12. Hukuk Dairesi Esas No: 2008/12521 Karar No: 2008/15023 Karar Tarihi: 14.07.2008
Yargıtay 12. Hukuk Dairesi 2008/12521 Esas 2008/15023 Karar Sayılı İlamı
12. Hukuk Dairesi 2008/12521 E. , 2008/15023 K.
"İçtihat Metni"
ESAS NO : 2008/12521 KARAR NO : 2008/15023 MAHKEMESİ : Alaşehir İcra Hukuk Mahkemesi TARİHİ : 24/04/2008 NUMARASI : 2007/48-2008/91
Yukarıda tarih ve numarası yazılı mahkeme kararının müddeti içinde temyizen tetkiki borçlu vekili tarafından istenmesi üzerine bu işle ilgili dosya mahallinden daireye gönderilmiş olmakla okundu ve gereği görüşülüp düşünüldü : Alacaklı vekili tarafından borçlu aleyhine çeklere dayalı olarak kambiyo senetlerine mahsus haciz yolu ile icra takibine geçildiği, borçluya örnek 10 numaralı ödeme emri tebliği üzerine adı geçenin yasal sürede icra mahkemesine başvurarak, imzaya ve borca itiraz etmiştir.

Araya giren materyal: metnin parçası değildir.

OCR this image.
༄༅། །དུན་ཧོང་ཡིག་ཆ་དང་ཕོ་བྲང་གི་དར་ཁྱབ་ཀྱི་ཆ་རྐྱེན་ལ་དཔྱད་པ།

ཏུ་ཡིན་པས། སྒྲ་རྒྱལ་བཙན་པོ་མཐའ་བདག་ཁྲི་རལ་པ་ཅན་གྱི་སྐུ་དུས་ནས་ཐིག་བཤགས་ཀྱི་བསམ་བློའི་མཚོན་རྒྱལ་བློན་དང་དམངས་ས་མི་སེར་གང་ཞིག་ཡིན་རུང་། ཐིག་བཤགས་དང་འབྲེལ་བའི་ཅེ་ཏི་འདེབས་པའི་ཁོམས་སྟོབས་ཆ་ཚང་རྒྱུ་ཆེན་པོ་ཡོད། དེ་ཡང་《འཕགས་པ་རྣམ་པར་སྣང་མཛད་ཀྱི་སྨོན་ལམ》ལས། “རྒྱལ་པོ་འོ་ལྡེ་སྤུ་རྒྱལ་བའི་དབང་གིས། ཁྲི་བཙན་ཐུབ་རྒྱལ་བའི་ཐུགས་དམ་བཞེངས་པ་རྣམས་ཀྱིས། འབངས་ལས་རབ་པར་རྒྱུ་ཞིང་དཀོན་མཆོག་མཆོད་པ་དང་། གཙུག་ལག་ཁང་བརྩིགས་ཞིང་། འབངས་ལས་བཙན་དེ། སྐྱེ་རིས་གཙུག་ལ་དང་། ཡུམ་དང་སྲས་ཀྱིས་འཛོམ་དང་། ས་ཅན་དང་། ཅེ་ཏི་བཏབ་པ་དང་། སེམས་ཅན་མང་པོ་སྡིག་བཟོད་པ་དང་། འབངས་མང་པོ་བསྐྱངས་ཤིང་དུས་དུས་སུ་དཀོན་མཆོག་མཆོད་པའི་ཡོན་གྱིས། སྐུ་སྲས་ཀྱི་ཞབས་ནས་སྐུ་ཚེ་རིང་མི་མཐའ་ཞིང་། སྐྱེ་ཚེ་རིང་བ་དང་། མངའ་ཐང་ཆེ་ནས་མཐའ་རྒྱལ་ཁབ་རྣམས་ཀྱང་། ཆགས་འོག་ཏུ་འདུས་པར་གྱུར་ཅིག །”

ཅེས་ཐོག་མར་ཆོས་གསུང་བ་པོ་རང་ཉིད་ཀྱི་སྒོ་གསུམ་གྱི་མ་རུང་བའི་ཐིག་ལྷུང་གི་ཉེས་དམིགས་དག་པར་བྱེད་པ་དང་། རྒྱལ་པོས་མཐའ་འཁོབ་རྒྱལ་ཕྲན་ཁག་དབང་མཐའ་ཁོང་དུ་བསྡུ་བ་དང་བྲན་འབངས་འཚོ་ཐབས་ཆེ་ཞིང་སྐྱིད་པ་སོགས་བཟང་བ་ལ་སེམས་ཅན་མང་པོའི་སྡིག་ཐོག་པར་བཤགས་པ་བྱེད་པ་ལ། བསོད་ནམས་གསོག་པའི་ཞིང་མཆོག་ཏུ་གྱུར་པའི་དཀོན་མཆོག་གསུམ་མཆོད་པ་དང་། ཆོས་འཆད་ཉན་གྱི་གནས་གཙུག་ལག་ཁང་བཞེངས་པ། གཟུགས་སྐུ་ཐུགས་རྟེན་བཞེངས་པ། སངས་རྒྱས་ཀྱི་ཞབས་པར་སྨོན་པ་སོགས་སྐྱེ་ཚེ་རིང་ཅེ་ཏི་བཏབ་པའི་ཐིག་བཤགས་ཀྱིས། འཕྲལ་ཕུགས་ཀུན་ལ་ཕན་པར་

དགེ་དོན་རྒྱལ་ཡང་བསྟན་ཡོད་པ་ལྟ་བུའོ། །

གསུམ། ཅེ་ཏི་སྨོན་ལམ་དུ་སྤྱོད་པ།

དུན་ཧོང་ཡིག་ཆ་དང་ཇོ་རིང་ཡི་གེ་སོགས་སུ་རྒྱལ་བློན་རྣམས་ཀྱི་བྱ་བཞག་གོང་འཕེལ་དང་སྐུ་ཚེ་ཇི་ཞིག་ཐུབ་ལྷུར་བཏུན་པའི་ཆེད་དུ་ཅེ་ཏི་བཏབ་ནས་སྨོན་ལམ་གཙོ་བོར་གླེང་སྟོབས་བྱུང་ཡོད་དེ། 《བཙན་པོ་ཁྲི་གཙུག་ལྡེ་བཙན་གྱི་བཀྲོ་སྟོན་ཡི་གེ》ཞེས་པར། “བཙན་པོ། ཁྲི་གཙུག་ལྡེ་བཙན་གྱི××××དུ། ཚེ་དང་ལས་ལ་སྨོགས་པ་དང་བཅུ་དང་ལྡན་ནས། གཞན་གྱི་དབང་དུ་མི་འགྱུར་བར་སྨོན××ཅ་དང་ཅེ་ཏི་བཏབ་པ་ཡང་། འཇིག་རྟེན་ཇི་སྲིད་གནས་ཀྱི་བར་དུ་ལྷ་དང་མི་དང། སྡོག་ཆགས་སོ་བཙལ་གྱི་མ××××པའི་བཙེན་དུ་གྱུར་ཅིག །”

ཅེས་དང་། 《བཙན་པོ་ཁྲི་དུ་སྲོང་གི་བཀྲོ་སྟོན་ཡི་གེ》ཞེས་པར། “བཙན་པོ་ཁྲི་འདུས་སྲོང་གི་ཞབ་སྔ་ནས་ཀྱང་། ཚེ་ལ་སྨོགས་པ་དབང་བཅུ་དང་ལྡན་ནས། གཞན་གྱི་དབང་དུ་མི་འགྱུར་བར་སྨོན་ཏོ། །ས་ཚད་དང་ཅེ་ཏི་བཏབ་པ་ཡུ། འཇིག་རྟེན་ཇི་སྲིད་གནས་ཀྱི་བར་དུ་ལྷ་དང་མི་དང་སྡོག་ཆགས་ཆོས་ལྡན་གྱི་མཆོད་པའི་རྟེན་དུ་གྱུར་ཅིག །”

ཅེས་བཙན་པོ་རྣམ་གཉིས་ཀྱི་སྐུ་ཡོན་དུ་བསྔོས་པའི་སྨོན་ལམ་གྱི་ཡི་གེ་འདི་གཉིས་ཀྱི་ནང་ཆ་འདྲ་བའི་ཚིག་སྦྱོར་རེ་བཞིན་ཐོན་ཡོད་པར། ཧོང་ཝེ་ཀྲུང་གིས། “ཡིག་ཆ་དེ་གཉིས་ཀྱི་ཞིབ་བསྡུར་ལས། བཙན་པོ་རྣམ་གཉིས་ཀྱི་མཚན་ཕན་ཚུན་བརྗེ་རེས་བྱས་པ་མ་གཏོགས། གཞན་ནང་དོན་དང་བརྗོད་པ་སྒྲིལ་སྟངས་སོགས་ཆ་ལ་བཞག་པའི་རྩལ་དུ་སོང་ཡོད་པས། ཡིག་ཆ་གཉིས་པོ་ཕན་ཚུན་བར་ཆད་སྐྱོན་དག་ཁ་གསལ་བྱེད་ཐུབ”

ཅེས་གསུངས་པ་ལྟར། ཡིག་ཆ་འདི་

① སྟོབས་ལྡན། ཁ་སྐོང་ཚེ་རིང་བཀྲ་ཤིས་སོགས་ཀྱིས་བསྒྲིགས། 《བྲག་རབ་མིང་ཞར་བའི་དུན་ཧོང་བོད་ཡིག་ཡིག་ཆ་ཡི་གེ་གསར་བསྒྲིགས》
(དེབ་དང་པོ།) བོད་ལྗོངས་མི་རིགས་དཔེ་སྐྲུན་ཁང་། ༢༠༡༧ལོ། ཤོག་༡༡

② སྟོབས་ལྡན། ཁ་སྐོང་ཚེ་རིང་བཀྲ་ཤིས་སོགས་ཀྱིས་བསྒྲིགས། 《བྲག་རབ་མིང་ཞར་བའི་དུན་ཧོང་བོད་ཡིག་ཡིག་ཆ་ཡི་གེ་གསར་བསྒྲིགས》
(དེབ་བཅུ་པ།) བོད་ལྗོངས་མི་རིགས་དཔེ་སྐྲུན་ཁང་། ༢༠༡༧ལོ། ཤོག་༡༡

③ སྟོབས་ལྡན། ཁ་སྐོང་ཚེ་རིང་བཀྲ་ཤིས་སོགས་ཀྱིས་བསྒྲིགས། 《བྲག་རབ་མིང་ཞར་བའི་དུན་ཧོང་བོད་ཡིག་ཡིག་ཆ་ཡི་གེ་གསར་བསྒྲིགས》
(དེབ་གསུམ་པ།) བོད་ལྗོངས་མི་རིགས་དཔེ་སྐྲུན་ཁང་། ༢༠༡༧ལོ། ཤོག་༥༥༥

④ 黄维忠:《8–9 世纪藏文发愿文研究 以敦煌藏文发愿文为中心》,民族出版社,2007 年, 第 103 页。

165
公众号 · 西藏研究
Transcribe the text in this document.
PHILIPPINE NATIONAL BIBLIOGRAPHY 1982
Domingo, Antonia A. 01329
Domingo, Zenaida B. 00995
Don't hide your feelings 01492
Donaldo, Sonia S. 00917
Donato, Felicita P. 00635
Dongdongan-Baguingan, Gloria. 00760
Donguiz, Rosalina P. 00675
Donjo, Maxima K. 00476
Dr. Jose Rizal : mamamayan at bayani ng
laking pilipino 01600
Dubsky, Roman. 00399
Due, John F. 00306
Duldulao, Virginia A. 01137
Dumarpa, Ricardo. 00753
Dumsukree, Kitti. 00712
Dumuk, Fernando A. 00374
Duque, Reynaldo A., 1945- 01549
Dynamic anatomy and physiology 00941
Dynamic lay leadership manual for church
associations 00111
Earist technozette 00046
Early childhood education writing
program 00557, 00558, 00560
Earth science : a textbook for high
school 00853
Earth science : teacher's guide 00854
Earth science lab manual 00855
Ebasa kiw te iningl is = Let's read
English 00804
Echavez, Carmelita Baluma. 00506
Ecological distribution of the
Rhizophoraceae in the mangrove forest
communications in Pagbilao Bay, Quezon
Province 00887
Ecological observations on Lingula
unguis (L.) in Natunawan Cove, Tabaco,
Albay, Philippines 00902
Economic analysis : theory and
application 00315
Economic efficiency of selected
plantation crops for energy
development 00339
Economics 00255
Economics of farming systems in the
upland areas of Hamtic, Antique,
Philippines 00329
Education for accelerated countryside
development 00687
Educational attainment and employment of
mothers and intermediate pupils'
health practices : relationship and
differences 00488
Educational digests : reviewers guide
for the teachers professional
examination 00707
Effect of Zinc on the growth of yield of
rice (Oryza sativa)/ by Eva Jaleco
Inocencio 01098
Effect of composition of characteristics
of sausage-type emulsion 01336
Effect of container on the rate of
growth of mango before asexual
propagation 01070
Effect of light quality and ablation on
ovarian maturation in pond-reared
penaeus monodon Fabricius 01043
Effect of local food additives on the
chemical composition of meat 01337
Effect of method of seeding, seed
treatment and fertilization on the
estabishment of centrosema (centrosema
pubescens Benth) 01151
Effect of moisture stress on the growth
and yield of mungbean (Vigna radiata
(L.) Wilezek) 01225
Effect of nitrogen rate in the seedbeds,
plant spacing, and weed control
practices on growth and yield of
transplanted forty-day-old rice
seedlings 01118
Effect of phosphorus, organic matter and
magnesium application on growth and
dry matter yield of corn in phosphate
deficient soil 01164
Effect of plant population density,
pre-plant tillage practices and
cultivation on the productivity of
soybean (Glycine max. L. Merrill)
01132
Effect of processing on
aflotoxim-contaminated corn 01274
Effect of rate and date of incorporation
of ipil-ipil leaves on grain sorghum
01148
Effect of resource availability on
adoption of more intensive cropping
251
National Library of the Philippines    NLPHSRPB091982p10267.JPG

Konu ile ilgili İİK.nun 170/3.maddesinin göndermesiyle aynı Kanunun 68/a maddesi ve HUMK.nun olaya uygulanması gerekli 309/4.maddesinde açıklandığı üzere; (imza incelemesinin bilirkişi tarafından yapılmasına karar verilmesi halinde) borçlunun uygulamaya elverişli imzasının bulunamadığı hallerde adı geçene hakim huzurunda yazı yazdırılacağı ve imza attırılacağı ifade edildikten sonra, inkar edene yazdırılacak ibarelerin bilirkişi tarafından hazırlanacağı hüküm altına alınmıştır. (Prof Dr. Baki Kuru Hukuk Muhakemeleri Usulü 2. cilt sf. 2092) Somut olayda Mahkemece, borçlu vekiline müvekkilinin örnek imzalarının bulunduğu resmi yerleri bildirip buralardaki belge asıllarının celbi konusunda belirtilen gerekli masrafları yatırması için kesin süre verildiği ve kesin süreye riayet edilmemesi nedeniylede itirazın reddi yolunda hüküm kurulduğu görülmektedir. Senette ki imzanın borçluya ait olduğunu ispat külfeti senet elinde olup takibe başlayan ve imzanın borçluya ait olduğunu iddia eden alacaklıya aittir.( HGK. nun 26.04.2006 tarih ve 2006/12-259 esas, 2006/231 sayılı kararı) Bu nedenle yukarıda açıklanan şekilde borçluya kesin süre verilmek suretiyle sonuca gidilemez. O halde Mahkemece borçlunun imzaya ve borca itirazı yöntemince incelenerek oluşacak sonuca göre bir karar verilmesi gerekirken yazılı gerekçe ile itirazın reddi yönünde hüküm kurulması isabetsizdir. SONUÇ : Borçlu vekilinin temyiz itirazlarının kabulü ile mahkeme kararının yukarıda yazılı nedenlerle İİK 366 ve HUMK’nun 428. maddeleri uyarınca (BOZULMASINA), 14.07.2008 gününde oybirliğiyle karar verildi.